The army had many sick and wounded men from the battles of Brandywine and Germantown, and men with diseases such as typhus and dysentery. Army hospital department officials asked ministers in the small villages that surrounded the camp to give them permission to turn their churches into hospitals for the winter. The army simply commandeered those belonging to ministers who objected. Army doctors soon set up hospitals in other buildings too, including linen mills, general stores, courthouses, pottery shops, farmhouses, barns, stables, and a few popular taverns. Even the single men’s residence hall run by the Moravian religion at Bethlehem, Brethren House, was turned into a hospital. When those havens reached capacity, carpenters speedily erected Washington Hall, a three-story-high wooden structure with nine foot wide porches that housed thirteen hundred patients, becoming at once one of the largest medical centers in the nation.
The weather, although never overly harsh, was wildly erratic, with temperatures soaring from below freezing to over fifty degrees within twenty-four hours while balmy afternoons were followed by evening snowstorms. The unpredictable weather brought on bad colds that soon turned into bronchitis and other ailments. Hundreds of men came down with “scabies,” a medical problem brought on by lice and unsanitary living conditions that causes scabs over much of the body and constant itching. Others had dysentery, influenza, rheumatism, and pleurisy. Many contracted pneumonia from living in their flimsily constructed huts.

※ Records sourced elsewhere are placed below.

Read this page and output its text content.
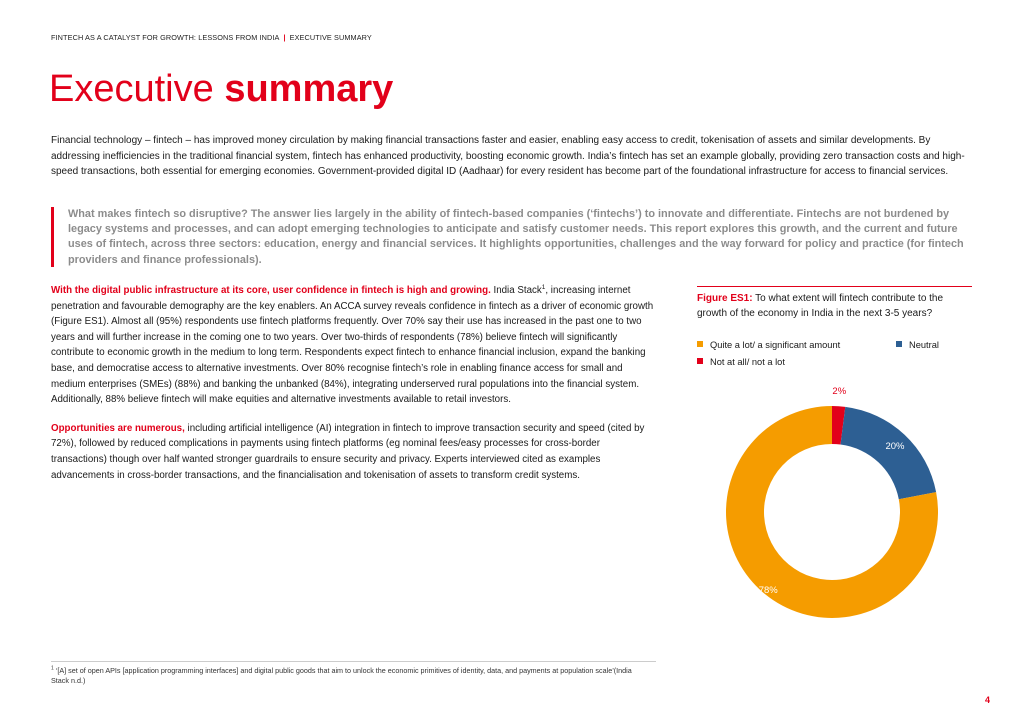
FINTECH AS A CATALYST FOR GROWTH: LESSONS FROM INDIA | EXECUTIVE SUMMARY
Executive summary

Financial technology – fintech – has improved money circulation by making financial transactions faster and easier, enabling easy access to credit, tokenisation of assets and similar developments. By addressing inefficiencies in the traditional financial system, fintech has enhanced productivity, boosting economic growth. India’s fintech has set an example globally, providing zero transaction costs and high-speed transactions, both essential for emerging economies. Government-provided digital ID (Aadhaar) for every resident has become part of the foundational infrastructure for access to financial services.

What makes fintech so disruptive? The answer lies largely in the ability of fintech-based companies (‘fintechs’) to innovate and differentiate. Fintechs are not burdened by legacy systems and processes, and can adopt emerging technologies to anticipate and satisfy customer needs. This report explores this growth, and the current and future uses of fintech, across three sectors: education, energy and financial services. It highlights opportunities, challenges and the way forward for policy and practice (for fintech providers and finance professionals).

With the digital public infrastructure at its core, user confidence in fintech is high and growing. India Stack$^1$, increasing internet penetration and favourable demography are the key enablers. An ACCA survey reveals confidence in fintech as a driver of economic growth (Figure ES1). Almost all (95%) respondents use fintech platforms frequently. Over 70% say their use has increased in the past one to two years and will further increase in the coming one to two years. Over two-thirds of respondents (78%) believe fintech will significantly contribute to economic growth in the medium to long term. Respondents expect fintech to enhance financial inclusion, expand the banking base, and democratise access to alternative investments. Over 80% recognise fintech’s role in enabling finance access for small and medium enterprises (SMEs) (88%) and banking the unbanked (84%), integrating underserved rural populations into the financial system. Additionally, 88% believe fintech will make equities and alternative investments available to retail investors.

Opportunities are numerous, including artificial intelligence (AI) integration in fintech to improve transaction security and speed (cited by 72%), followed by reduced complications in payments using fintech platforms (eg nominal fees/easy processes for cross-border transactions) though over half wanted stronger guardrails to ensure security and privacy. Experts interviewed cited as examples advancements in cross-border transactions, and the financialisation and tokenisation of assets to transform credit systems.

Figure ES1: To what extent will fintech contribute to the growth of the economy in India in the next 3-5 years?

Quite a lot/ a significant amount	Neutral
Not at all/ not a lot
2%
20%
78%

$^1$ ‘[A] set of open APIs [application programming interfaces] and digital public goods that aim to unlock the economic primitives of identity, data, and payments at population scale’(India Stack n.d.)

4
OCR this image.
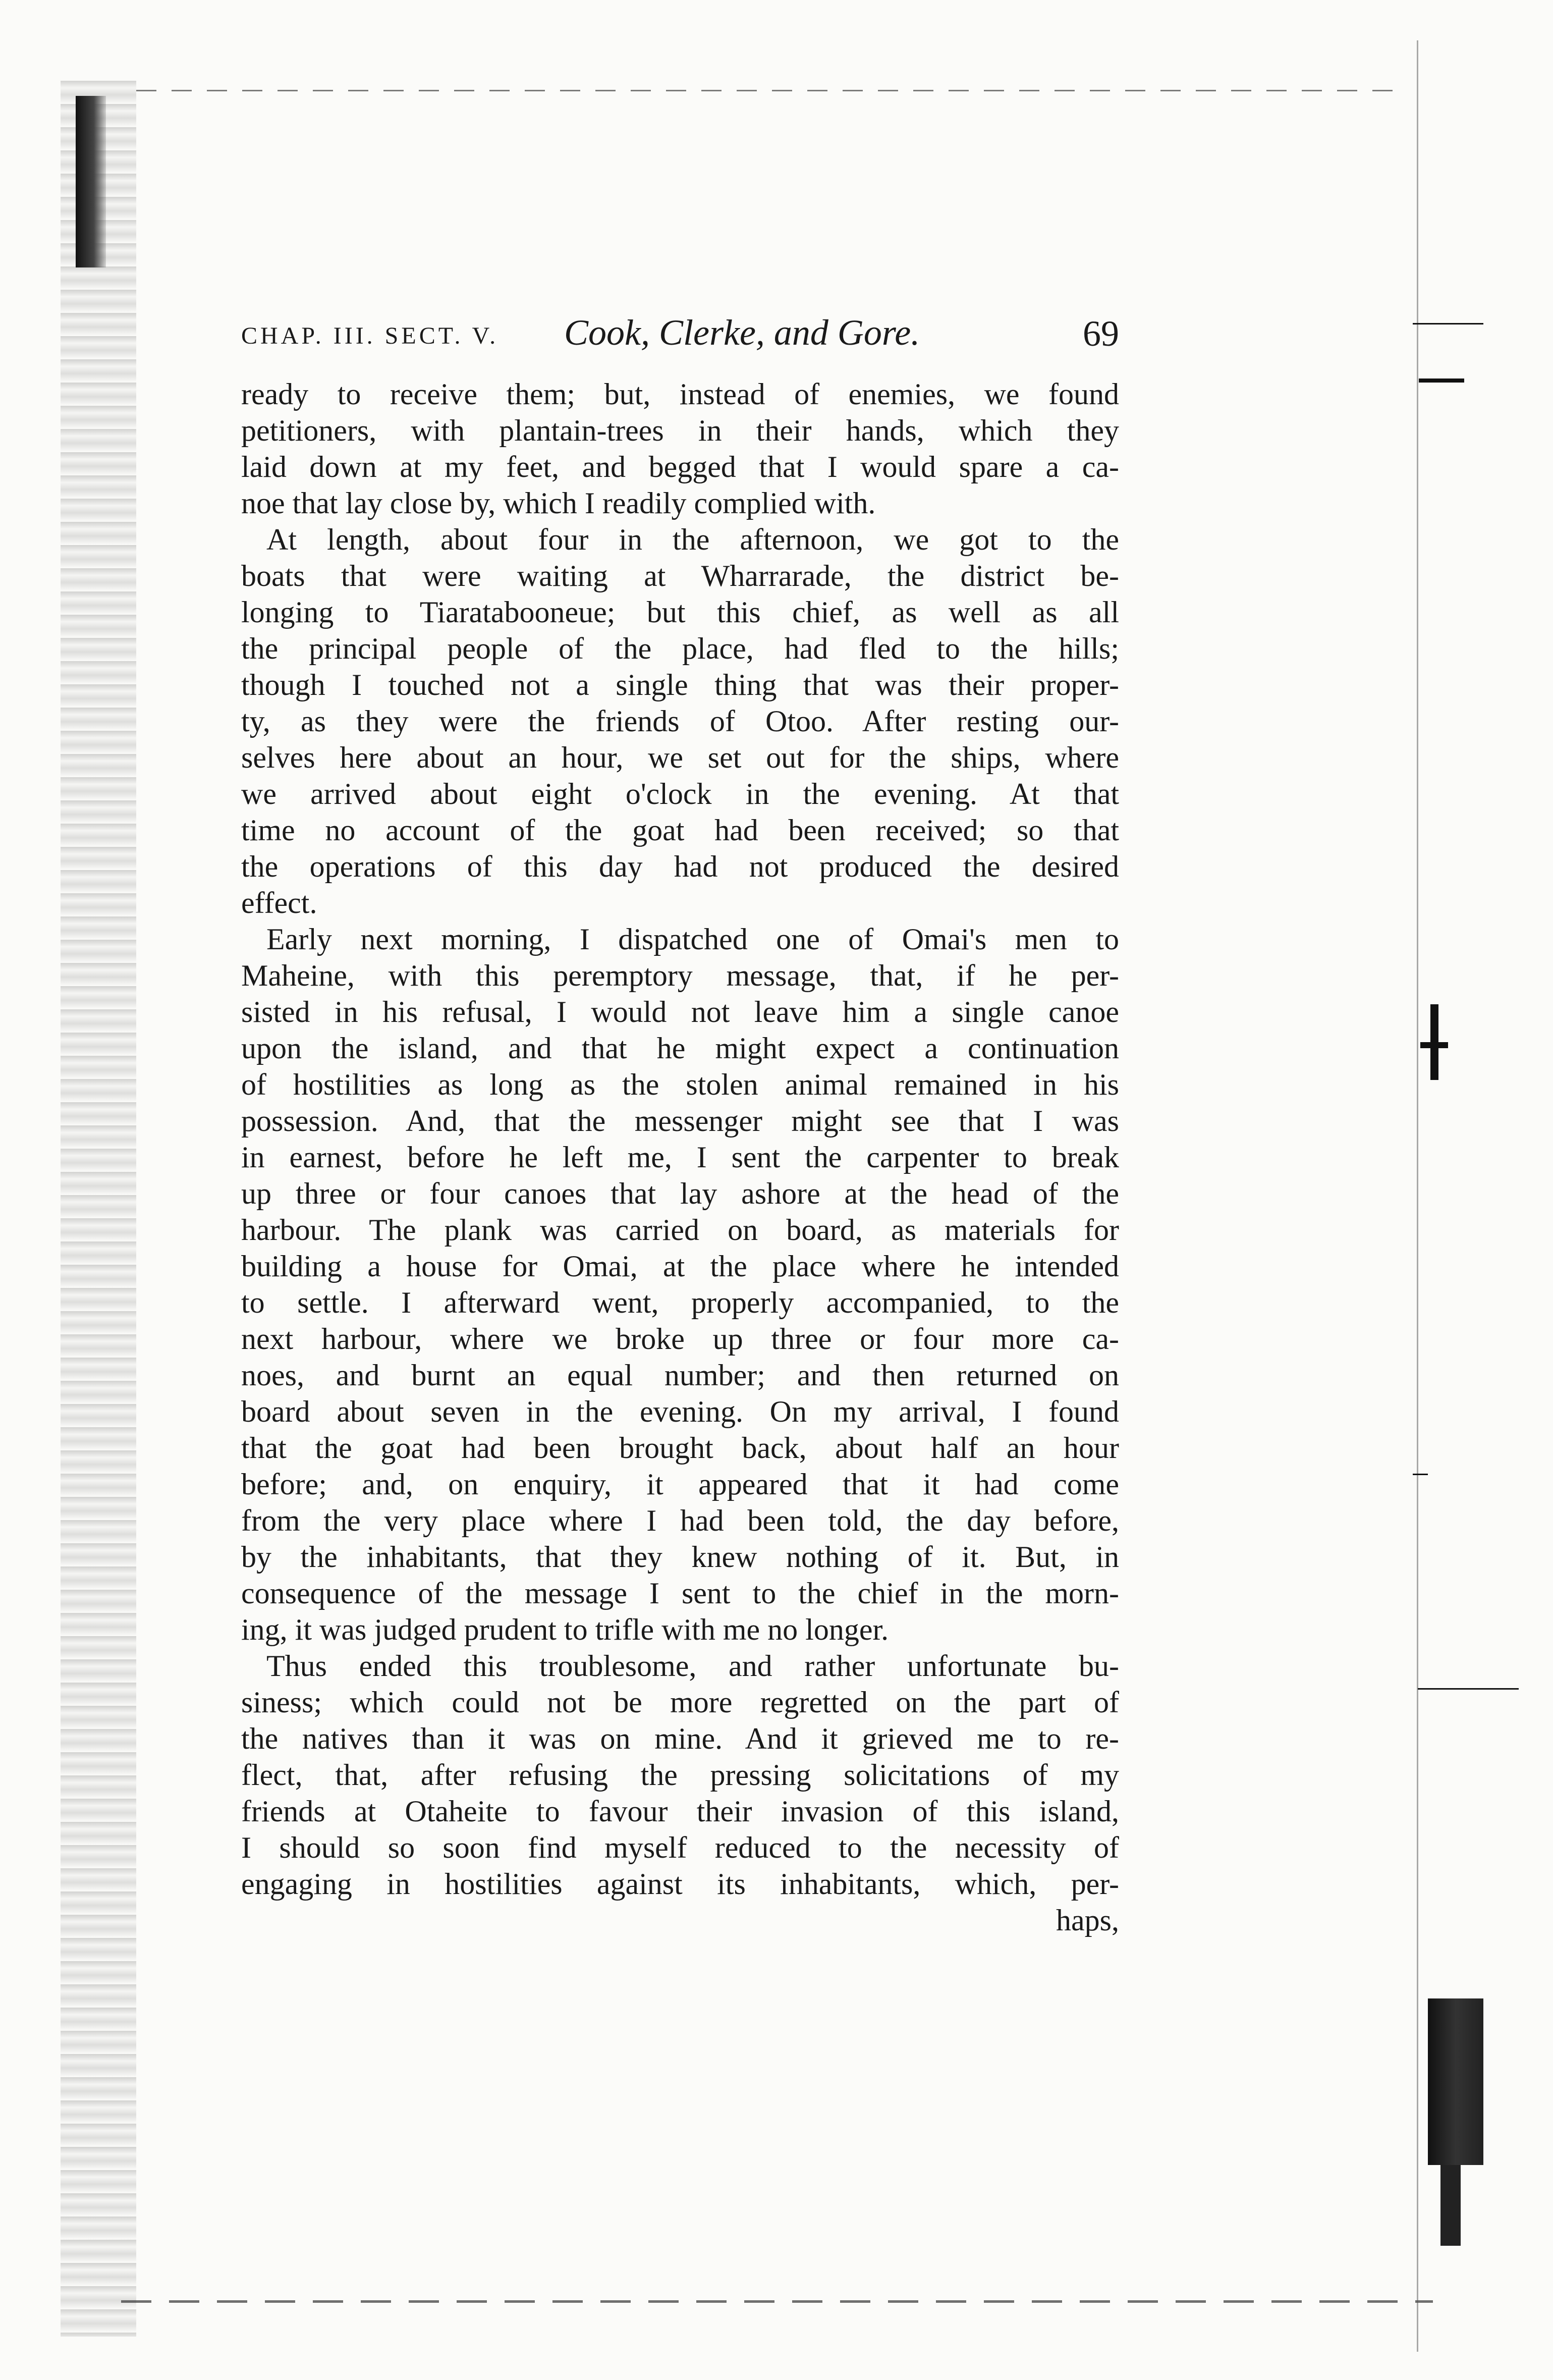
CHAP. III. SECT. V. Cook, Clerke, and Gore.	69
ready to receive them; but, instead of enemies, we found
petitioners, with plantain-trees in their hands, which they
laid down at my feet, and begged that I would spare a ca-
noe that lay close by, which I readily complied with.
At length, about four in the afternoon, we got to the
boats that were waiting at Wharrarade, the district be-
longing to Tiaratabooneue; but this chief, as well as all
the principal people of the place, had fled to the hills;
though I touched not a single thing that was their proper-
ty, as they were the friends of Otoo. After resting our-
selves here about an hour, we set out for the ships, where
we arrived about eight o'clock in the evening. At that
time no account of the goat had been received; so that
the operations of this day had not produced the desired
effect.
Early next morning, I dispatched one of Omai's men to
Maheine, with this peremptory message, that, if he per-
sisted in his refusal, I would not leave him a single canoe
upon the island, and that he might expect a continuation
of hostilities as long as the stolen animal remained in his
possession. And, that the messenger might see that I was
in earnest, before he left me, I sent the carpenter to break
up three or four canoes that lay ashore at the head of the
harbour. The plank was carried on board, as materials for
building a house for Omai, at the place where he intended
to settle. I afterward went, properly accompanied, to the
next harbour, where we broke up three or four more ca-
noes, and burnt an equal number; and then returned on
board about seven in the evening. On my arrival, I found
that the goat had been brought back, about half an hour
before; and, on enquiry, it appeared that it had come
from the very place where I had been told, the day before,
by the inhabitants, that they knew nothing of it. But, in
consequence of the message I sent to the chief in the morn-
ing, it was judged prudent to trifle with me no longer.
Thus ended this troublesome, and rather unfortunate bu-
siness; which could not be more regretted on the part of
the natives than it was on mine. And it grieved me to re-
flect, that, after refusing the pressing solicitations of my
friends at Otaheite to favour their invasion of this island,
I should so soon find myself reduced to the necessity of
engaging in hostilities against its inhabitants, which, per-
haps,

The medical facilities soon became hopelessly overcrowded. As an example, there were more than nine hundred soldiers in the three wards of the h
ospital in Reading that were supposed to hold three hundred sixty patients. Washington then ordered construction of sixteen-by-twenty-fivefeet on-site transitional hospitals where soldiers stayed until they could be moved to the larger facilities. In addition to the eleven transitional facilities, the army erected a dozen or more huts just for victims of scabies.
None of the soldiers at the facilities received much medical care because, in a paperwork mix-up, generals had granted furloughs to twelve of the sixty doctors on staff. Another dozen or so doctors became ill themselves. Several, fed up with the lack of care, quit and went home. Medical supplies were short and some regiments had no supplies at all. The lack of medical supplies became so desperate that in April the head doctor at Yellow Springs wrote to his superiors to “beg and pray” that they send him what he required.6 Dr. James Craig described the hospitals as “mere chaos.”7
Desperately needing help, Washington asked for the formation of a congressional committee to visit Valley Forge to witness the deprivations there. The congressmen were shocked. “Our troops. How miserable. The skeleton of an army presents itself to our eyes in a naked, starving condition out of health and out of spirits,” delegate Gouverneur Morris wrote after his arrival.8
Men were not placed in isolation wards and those with one disease would catch another from the man moaning in the bed next to them; men who arrived with a minor wound from a musket ball died a week later from typhus. There were no hospital clothes and men lay ill in their dirty uniforms. Food and water were in short supply.